# Where can I pick up a precast mold for chimney caps?



## NYCB (Sep 20, 2010)

The block yard was out of chimney caps this week and after tons of calling around I had to pour my own.

I usually pour my own on multi flue chimneys, but on an 8" single flue it is way easier to just slap a cap on it and caulk the gap.

I wanted to grab a mold so I can just start making my own a few days before a job.

Only found one place online that has them and they quoted me $500. It would take a lot of jobs to pay that thing off vs the cost of just buying them.

Anyone know where else I could grab one?


----------



## S.U.M (Apr 17, 2013)

Not too sure where to buy one, never thought about it to tell ye the truth, but that is a great idea, think I will give it a go in the next few weeks,


----------



## superseal (Feb 4, 2009)

Just make your own with hinged forms,...2x4's with door hinges wouldn't take long or cost much. 

For the flue opening,...a little cardboard and fill the void with sand. Other ways too if you want to get fancy.


----------



## fjn (Aug 17, 2011)

You can try these on for size however,I made a handful of these adjustable forms myself for a fraction of the money. The thing I like about using steel,no form release needed,sides come out slick as snot. I take 1/4" square dowels and glue down to form to form drip groove. I use a few dabs of power grab glue to hold them in place before I place the material.

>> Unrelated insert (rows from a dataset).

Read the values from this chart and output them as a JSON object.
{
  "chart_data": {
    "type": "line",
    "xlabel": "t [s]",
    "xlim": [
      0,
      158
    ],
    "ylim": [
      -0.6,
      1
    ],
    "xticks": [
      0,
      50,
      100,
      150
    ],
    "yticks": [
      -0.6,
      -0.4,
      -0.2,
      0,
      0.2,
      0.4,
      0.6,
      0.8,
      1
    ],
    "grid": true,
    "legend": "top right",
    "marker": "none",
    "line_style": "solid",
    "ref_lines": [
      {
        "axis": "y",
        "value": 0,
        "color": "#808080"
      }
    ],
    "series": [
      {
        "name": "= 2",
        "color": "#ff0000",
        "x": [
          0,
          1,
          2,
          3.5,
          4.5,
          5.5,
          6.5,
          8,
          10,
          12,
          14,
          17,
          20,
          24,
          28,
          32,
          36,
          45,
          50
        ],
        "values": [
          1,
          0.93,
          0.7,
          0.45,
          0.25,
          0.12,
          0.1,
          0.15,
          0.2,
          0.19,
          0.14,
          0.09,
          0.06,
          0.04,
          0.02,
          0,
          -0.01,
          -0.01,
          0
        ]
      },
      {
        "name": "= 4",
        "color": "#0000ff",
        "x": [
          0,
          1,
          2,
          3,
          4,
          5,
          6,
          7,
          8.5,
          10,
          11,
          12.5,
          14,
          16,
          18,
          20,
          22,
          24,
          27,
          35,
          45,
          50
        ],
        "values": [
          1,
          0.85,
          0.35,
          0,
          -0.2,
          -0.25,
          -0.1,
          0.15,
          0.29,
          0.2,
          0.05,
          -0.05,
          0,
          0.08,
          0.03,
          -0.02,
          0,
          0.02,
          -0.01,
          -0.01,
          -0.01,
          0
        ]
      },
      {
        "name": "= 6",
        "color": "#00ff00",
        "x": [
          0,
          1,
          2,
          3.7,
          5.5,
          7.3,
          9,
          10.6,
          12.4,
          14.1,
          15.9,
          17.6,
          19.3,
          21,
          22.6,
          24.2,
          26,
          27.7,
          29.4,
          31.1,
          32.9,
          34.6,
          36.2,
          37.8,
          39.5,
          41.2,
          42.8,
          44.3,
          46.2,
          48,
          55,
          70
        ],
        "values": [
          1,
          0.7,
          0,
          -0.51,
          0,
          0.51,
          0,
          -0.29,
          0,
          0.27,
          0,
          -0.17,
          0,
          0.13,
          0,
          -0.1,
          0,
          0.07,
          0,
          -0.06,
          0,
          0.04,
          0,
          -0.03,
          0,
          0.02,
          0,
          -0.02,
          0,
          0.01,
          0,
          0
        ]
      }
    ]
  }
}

Here is the connection : http://www.efireplacestore.com/cpf-21489.html


----------



## S.U.M (Apr 17, 2013)

The best way to do the centre piece ( or the hole where the flue goes haha) is to either use a flue tile whatever side you need 8x8 8x12, wrap it in plastic or expansion joint, or build a wooden template 1/2" bigger than ye need for wiggle room, before the concrete sets pop it out, don't forget to keep the centre higher to allow run off, bit of reebar/concrete mesh, drip edge outta 1/4" or smaller trim, 

Cost of precast cap = $30
Cost of materials to build your own=$20
Cost of knowing its your own custom cap and no own else has it= gotta be worth something every time ye drive by and look at it.


----------



## Tom M (Jan 3, 2007)

I am always looking for a pre cast myself. Cant find one. Everyone does a Type S mortar wash and leaves it. I would mix my own but I dont want to buy 90lb sacks of multiple ingredients or mesh than sit around the garge for a little cap once in a while. Plus reading the last few crown threads curing can be problematic.


----------